En mujeres trans, dice, las neoplasias a vigilar son las de mama y próstata aunque son poco frecuentes. El único temor que ha habido recientemente fue la detección de meningiomas (tumores cerebrales que derivan de las meninges) asociados al uso de acetato de ciproterona, pero la Agencia Europea del Medicamento (EMA) alertó de los riesgos del medicamento.

En el caso del hombre trans, existe un riesgo de cánceres ginecológicos pero con un adecuado control por parte del especialista el peligro es bajo.

En caso de tener hecha una mastectomía ya no hay peligro, y de no realizarse, la incidencia de neoplasias en hombres trans no es muy superior a los riesgos en mujeres cis, aquellas cuya identidad de género y sexo asignado al nacer coincide.

Este endocrino añade que su unidad trabaja con el mismo protocolo de cribado de la patología mamaria en las mujeres trans que en las mujeres cis e insiste en que los riesgos sanitarios tienen que ver con tres factores: uso indebido del tratamiento, base genética y falta de seguimiento médico.

Los tratamientos hormonales para cambiar de sexo duran toda la vida y comienzan entre los 15 y 16 años.
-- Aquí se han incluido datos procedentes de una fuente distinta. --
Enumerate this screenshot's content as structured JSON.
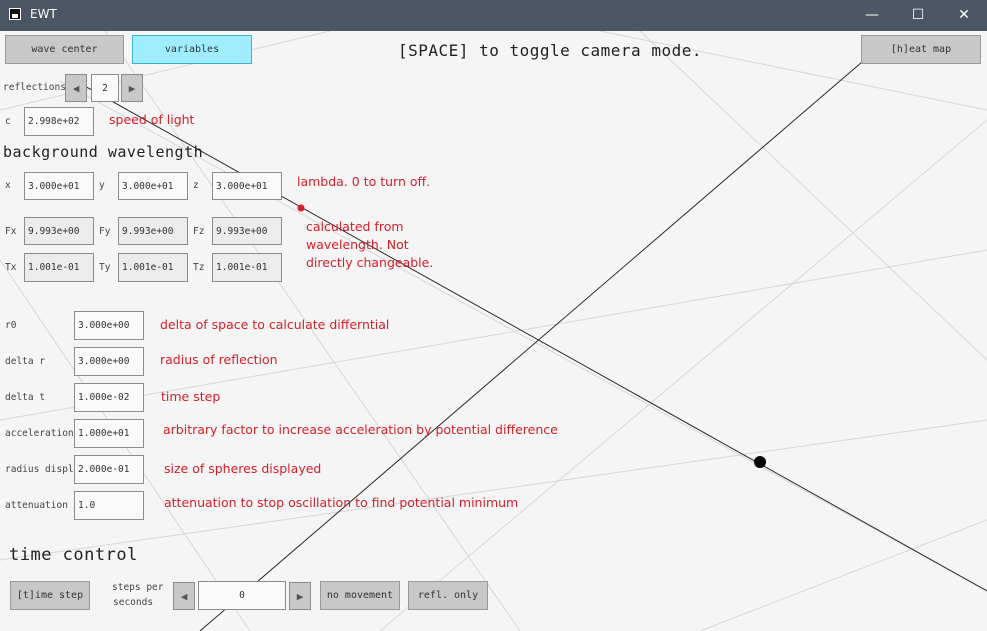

Los endocrinos observan un aumento de la demanda entre la franja de población más joven lo que tiene un origen multifactorial, al igual que de la asistencia psicosanitaria. Para este endocrino, no hay una única causa que justifique esta tendencia y, aunque el contagio social puede ser un detonante, también lo es la mayor visibilidad de la realidad transgénero.

La adherencia al tratamiento es muy alta, del 97 %, y solo un 3 % lo suspende porque no le sienta bien o porque no está conforme con los resultados. La pérdida de la identidad inicialmente expresada es muy poco frecuente.

El hecho de que disminuyan las cirugías se debe, según Gómez Balaguer, a que la gente más joven «no tiene esos rígidos atavismos en cuanto al género y no desea someterse a técnicas tan invasivas como puede ser una amputación o una vaginoplastia para encajar en la sociedad y vivir sin disforia».

Explica este endocrino que la tendencia es medicalizar menos y hacer reflexionar en consulta sobre lo masculino y lo femenino, que no está ligado necesariamente a tener un aspecto u otro. Así, dice, se consigue que se hagan menos cirugías invasivas y esta tendencia se observa en España y en Europa.

Respecto a la ley trans en tramitación, Gómez Balaguer echa en falta que no se haya contado con la opinión de los profesionales de la salud pública, si bien reconoce que no es invasiva con el código deontológico médico ni cree que afecte a la clínica diaria. «No hay ningún artículo que comprometa nuestro trabajo», precisa. No obstante, reconoce que le hubiera gustado que la ley diera un marco común que hubiera amparado las distintas normativas autonómicas, ofreciendo la misma calidad del servicio y una mayor protección a los profesionales que trabajan en la salud transgénero. Y también más recursos humanos, porque la demanda se ha multiplicado muchísimo pero el número de profesionales no crece. «Es una situación que está al borde, hay mucha desilusión entre los sanitarios, mucho trabajo y seguimos siendo los mismos», concluye.